Bill Golditch of UCLA admits that "a lot of the trip was like traveling in a bubble," a far cry from the experience of soldiers with whom he chatted. From them he learned the basic fact of Israeli life: "You really don't know what's going to happen from day to day." That doesn't stop Golditch from wanting to return. He's convinced that having visited Israel once, he knows enough not to be afraid.
Shaw, a USC senior, was able to take part in the Birthright trip because someone else had opted to stay home. Originally on the waiting list, Shaw had planned to use his winter break studying Spanish in Costa Rica. But when a slot opened, he didn't hesitate to come aboard. As he puts it, "I think Jewish solidarity is a major thing right now. Not only was I not nervous -- I was proud to go."
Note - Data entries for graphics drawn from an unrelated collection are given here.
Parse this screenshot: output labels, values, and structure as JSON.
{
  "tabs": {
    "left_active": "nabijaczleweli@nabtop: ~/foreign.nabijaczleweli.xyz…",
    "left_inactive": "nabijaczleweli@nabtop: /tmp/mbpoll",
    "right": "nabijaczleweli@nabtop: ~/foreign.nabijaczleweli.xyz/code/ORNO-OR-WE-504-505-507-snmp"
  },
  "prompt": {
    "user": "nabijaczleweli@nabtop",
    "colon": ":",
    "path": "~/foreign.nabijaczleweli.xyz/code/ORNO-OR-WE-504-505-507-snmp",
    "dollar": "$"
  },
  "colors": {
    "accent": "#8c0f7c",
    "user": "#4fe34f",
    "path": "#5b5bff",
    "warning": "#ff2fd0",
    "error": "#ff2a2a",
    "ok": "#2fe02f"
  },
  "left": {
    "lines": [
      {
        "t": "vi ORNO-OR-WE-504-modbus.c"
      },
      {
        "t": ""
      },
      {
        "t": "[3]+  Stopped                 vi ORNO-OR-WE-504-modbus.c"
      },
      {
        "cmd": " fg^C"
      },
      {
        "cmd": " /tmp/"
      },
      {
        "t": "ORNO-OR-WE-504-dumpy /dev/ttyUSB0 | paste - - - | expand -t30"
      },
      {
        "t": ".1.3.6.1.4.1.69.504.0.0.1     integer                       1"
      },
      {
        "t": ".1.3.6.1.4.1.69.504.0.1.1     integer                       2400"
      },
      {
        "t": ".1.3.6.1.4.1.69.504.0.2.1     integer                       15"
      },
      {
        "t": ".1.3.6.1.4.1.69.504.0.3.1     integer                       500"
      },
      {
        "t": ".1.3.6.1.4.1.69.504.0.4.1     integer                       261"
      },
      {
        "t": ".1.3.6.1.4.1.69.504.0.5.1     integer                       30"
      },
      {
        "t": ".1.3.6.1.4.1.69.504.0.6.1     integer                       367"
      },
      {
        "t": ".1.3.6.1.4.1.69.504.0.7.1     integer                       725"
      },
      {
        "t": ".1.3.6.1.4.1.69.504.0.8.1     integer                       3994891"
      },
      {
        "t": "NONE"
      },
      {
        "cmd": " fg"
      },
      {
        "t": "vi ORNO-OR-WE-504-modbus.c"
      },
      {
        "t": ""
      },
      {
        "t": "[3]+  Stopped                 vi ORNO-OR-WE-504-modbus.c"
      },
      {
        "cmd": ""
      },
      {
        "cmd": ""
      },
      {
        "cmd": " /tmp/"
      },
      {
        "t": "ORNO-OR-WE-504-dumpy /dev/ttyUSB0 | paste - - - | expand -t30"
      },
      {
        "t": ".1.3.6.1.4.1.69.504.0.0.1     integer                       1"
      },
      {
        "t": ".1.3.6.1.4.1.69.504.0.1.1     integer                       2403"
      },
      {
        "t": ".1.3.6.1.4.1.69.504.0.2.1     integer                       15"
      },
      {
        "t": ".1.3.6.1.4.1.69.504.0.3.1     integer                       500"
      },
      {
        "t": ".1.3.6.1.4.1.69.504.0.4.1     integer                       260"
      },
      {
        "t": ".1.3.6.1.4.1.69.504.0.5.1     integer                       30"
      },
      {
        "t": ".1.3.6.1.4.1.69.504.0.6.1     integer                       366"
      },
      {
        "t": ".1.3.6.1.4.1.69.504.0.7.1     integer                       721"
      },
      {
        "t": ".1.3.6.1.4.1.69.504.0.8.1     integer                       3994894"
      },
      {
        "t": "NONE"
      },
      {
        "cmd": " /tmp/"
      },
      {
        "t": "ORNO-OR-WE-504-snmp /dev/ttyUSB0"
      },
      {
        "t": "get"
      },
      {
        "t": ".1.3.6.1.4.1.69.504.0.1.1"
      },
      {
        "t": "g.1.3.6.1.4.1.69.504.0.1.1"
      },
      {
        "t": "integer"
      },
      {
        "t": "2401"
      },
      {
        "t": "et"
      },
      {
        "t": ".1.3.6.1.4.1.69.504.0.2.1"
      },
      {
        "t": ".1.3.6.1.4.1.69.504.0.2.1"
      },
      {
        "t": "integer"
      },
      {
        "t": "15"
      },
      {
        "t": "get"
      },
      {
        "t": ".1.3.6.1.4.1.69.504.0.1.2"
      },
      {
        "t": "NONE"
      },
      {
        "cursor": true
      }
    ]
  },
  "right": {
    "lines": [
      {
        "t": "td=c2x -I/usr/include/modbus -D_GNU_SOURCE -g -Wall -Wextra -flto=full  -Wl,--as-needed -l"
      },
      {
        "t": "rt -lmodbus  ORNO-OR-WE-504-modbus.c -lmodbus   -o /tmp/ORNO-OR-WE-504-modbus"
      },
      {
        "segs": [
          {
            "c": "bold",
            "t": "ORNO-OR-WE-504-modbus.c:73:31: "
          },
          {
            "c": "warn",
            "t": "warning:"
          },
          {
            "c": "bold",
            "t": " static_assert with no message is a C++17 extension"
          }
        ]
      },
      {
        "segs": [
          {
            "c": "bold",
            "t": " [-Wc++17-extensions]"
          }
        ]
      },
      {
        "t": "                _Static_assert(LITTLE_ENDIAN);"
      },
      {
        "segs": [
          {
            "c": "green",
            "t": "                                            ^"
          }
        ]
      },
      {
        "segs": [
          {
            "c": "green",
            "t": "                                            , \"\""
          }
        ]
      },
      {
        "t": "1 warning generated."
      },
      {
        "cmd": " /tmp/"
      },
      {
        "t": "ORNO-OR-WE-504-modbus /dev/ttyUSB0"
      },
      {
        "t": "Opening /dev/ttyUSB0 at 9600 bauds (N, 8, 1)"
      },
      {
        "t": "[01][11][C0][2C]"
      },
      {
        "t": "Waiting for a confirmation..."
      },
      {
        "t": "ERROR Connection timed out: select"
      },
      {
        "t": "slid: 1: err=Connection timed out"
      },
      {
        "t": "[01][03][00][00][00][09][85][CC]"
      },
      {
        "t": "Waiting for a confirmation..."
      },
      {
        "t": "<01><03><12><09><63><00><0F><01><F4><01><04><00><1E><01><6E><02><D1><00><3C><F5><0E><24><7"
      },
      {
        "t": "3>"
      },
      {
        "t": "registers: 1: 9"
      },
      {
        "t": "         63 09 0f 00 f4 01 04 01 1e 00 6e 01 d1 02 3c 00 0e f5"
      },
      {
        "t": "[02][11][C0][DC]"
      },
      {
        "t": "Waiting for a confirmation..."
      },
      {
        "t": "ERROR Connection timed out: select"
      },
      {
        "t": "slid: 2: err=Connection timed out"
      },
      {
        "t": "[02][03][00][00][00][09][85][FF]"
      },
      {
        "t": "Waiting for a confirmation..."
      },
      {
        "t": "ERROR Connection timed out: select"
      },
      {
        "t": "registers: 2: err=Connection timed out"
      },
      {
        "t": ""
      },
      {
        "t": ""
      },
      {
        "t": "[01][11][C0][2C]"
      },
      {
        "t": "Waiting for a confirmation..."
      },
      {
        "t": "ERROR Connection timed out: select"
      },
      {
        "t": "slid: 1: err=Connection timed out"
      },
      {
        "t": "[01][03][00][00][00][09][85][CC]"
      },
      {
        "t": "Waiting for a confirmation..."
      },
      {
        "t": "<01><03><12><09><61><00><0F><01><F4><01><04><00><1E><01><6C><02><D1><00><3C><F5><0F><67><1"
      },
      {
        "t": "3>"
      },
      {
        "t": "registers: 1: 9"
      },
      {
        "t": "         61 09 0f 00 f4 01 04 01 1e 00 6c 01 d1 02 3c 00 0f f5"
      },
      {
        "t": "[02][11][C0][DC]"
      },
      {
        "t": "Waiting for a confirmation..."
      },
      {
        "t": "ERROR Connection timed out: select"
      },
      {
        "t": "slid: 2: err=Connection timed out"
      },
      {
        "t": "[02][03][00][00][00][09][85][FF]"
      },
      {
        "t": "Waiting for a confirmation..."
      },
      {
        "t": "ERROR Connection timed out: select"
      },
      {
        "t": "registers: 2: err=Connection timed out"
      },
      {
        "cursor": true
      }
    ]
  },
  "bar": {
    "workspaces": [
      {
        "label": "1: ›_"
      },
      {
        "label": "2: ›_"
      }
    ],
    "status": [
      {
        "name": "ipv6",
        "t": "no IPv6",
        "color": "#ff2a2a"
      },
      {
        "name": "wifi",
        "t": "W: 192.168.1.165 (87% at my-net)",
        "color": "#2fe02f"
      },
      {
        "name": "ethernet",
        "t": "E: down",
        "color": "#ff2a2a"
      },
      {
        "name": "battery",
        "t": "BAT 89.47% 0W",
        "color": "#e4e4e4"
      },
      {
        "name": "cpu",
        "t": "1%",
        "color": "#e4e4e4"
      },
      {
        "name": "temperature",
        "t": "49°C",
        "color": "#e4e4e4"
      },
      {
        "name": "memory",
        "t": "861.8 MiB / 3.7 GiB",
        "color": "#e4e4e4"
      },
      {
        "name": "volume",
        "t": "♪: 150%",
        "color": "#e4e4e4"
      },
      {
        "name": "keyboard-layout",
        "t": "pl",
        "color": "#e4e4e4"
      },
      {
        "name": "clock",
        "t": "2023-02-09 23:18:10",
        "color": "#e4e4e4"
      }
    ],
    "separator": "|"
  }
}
Sarah Talei, a USC junior, made the opposite choice. She pulled out of the trip a mere week before her schoolmates departed. Her decision was based on her parents' anxieties. They consulted an uncle based in Israel, who advised her to wait until the current cycle of violence had run its course.
Talei muses, "I hope I gained some points [with my parents] by not going." Still, she can't help having regrets: "The majority of people around me told me not to go. But my gut feeling was that nothing would really happen."
The Birthright returnees agree that despite the tension in the air, their trip was a superlative experience. In Golditch's own words, "It gives a whole new dimension to Jewish identity."